Page:Ad Lucilium epistulae morales (IA adlucilium02sene).pdf/341

From Wikisource
This page has been proofread, but needs to be validated.

EPISTLE LXXXVII.

9. Marcus Cato the Censor, whose existence helped the state as much as did Scipio’s,—for while Scipio fought against our enemies, Cato fought against our bad morals,—used to ride a donkey, and a donkey, at that, which carried saddle-bags containing the master’s necessaries. O how I should love to see him meet to-day on the road one of our coxcombs,[1] with his outriders and Numidians, and a great cloud of dust before him! Your dandy would no doubt seem refined and well-attended in comparison with Marcus Cato,—your dandy, who, in the midst of all his luxurious paraphernalia, is chiefly concerned whether to turn his hand to the sword or to the hunting-knife.[2] 10. O what a glory to the times in which he lived, for a general who had celebrated a triumph, a censor, and what is most noteworthy of all, a Cato, to be content with a single nag, and with less than a whole nag at that! For part of the animal was preempted by the baggage that hung down on either flank. Would you not therefore prefer Cato’s steed, that single steed, saddle-worn by Cato himself, to the coxcomb’s whole retinue of plump ponies, Spanish cobs,[3] and trotters?[4] 11. I see that there will be no end in dealing with such a theme unless I make an end myself. So I shall now become silent, at least with reference to superfluous things like these; doubtless the man who first called them “hindrances”[5] had a prophetic inkling that they would be the very sort of thing they now are. At present I should like to deliver to you the syllogisms, as yet very few, belonging to our school and bearing upon the question of virtue, which, in our opinion, is sufficient for the happy life.

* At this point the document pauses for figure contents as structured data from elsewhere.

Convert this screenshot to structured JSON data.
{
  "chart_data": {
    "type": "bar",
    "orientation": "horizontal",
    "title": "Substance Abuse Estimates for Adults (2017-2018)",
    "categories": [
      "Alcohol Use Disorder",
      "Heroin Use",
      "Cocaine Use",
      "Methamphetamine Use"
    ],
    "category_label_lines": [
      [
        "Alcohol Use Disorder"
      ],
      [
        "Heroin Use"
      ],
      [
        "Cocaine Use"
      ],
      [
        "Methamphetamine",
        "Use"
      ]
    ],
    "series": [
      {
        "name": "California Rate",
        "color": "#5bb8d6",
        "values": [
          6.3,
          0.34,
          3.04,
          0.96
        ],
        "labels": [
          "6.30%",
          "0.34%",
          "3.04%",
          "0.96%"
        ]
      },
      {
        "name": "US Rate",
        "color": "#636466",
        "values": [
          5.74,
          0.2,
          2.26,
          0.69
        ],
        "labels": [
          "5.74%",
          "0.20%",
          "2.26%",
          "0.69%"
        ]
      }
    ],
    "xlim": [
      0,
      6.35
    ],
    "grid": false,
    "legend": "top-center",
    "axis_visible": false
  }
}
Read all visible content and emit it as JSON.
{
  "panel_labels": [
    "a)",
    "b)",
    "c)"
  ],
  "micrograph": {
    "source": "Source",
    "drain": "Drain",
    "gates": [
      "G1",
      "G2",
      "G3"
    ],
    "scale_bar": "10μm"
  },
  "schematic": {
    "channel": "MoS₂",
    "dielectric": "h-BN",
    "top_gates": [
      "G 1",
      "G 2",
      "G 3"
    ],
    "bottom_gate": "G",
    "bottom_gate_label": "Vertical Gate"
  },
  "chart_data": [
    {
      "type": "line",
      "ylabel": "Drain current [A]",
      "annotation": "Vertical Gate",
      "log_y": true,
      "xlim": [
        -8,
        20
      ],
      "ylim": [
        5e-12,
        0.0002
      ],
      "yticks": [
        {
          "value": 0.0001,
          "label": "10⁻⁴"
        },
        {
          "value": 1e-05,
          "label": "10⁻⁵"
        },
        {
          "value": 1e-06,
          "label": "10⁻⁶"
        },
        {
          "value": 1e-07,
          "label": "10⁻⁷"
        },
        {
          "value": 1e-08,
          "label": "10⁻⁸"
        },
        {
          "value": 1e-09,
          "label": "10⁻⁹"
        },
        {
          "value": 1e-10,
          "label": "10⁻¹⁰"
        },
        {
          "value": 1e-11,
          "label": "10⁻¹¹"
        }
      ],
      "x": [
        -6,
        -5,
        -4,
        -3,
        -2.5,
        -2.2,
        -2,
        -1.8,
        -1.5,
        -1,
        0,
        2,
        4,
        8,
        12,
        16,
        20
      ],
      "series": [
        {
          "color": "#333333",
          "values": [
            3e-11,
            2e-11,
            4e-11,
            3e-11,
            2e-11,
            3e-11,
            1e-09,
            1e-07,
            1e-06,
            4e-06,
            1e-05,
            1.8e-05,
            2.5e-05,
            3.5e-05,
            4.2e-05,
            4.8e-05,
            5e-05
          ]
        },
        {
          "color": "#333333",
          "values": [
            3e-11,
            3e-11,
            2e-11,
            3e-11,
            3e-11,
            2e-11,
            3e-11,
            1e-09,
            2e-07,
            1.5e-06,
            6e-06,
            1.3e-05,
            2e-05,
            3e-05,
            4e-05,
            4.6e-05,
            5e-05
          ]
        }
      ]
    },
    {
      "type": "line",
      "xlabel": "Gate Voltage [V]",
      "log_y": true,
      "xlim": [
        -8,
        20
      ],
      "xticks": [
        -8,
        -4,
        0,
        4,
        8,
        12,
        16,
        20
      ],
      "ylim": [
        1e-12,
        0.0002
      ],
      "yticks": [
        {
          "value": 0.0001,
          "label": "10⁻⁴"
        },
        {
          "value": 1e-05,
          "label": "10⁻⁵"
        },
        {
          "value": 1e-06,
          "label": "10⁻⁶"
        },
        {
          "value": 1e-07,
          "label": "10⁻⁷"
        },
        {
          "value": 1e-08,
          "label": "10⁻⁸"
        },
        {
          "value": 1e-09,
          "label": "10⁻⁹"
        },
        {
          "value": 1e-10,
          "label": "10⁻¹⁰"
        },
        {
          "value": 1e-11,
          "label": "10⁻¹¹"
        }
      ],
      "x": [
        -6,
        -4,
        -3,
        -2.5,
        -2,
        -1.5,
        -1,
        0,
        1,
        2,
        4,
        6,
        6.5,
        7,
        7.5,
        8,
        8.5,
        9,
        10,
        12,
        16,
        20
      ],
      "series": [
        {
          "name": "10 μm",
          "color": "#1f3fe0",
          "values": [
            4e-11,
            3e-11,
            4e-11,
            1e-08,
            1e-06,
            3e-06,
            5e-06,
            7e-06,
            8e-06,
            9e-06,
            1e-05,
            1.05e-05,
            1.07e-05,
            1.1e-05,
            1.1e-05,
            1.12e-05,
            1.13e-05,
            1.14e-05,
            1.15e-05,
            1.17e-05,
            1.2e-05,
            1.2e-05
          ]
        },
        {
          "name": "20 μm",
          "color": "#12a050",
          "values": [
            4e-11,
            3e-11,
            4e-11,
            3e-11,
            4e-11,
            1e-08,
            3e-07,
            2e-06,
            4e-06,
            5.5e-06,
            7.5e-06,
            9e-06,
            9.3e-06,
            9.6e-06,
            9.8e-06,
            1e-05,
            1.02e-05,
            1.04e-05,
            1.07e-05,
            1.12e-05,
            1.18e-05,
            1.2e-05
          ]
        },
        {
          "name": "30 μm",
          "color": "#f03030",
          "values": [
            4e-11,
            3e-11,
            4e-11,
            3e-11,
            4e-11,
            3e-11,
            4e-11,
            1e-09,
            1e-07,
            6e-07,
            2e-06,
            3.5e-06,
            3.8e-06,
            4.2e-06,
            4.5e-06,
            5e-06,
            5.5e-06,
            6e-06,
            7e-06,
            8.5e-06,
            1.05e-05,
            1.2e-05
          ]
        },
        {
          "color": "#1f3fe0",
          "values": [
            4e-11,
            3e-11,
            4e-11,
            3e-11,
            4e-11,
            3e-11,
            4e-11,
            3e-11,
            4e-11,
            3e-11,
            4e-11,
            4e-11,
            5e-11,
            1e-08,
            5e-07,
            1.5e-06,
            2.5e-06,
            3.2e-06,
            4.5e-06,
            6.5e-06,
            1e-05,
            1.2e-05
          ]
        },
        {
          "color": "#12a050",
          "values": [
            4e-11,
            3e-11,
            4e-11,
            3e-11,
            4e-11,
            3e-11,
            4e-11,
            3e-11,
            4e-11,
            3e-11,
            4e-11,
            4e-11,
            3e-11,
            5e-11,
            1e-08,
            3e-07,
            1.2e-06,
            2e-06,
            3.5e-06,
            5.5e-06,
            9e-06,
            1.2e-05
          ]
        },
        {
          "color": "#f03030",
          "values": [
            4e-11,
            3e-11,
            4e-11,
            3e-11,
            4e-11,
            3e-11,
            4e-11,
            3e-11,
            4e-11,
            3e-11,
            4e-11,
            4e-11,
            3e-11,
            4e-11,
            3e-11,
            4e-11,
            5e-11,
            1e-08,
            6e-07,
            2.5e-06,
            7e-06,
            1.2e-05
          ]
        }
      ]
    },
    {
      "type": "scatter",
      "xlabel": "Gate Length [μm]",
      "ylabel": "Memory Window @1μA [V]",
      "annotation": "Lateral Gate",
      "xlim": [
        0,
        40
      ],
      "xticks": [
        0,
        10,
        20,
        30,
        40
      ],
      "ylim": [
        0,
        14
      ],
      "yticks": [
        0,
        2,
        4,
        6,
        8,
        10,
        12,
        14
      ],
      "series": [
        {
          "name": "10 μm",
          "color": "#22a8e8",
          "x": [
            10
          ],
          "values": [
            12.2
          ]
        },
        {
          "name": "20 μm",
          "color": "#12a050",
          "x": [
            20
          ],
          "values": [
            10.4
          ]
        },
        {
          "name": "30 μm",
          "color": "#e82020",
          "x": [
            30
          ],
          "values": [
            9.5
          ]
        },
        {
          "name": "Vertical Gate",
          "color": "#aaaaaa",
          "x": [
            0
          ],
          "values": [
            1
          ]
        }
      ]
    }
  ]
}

12. “That which is good makes men good. For example, that which is good in the art of music makes the musician. But chance events do not make a

  1. For trossuli cf. Ep. lxxvi. 2, and footnote.
  2. i.e., whether to turn gladiator or bestiarius.
  3. “Amblers” from Asturia in Spain.
  4. Horses with rapid steps, compared with gradarii, “slow pacers,” cf. Ep. xl. 11.
  5. The literal meaning of impedimenta, “luggage.”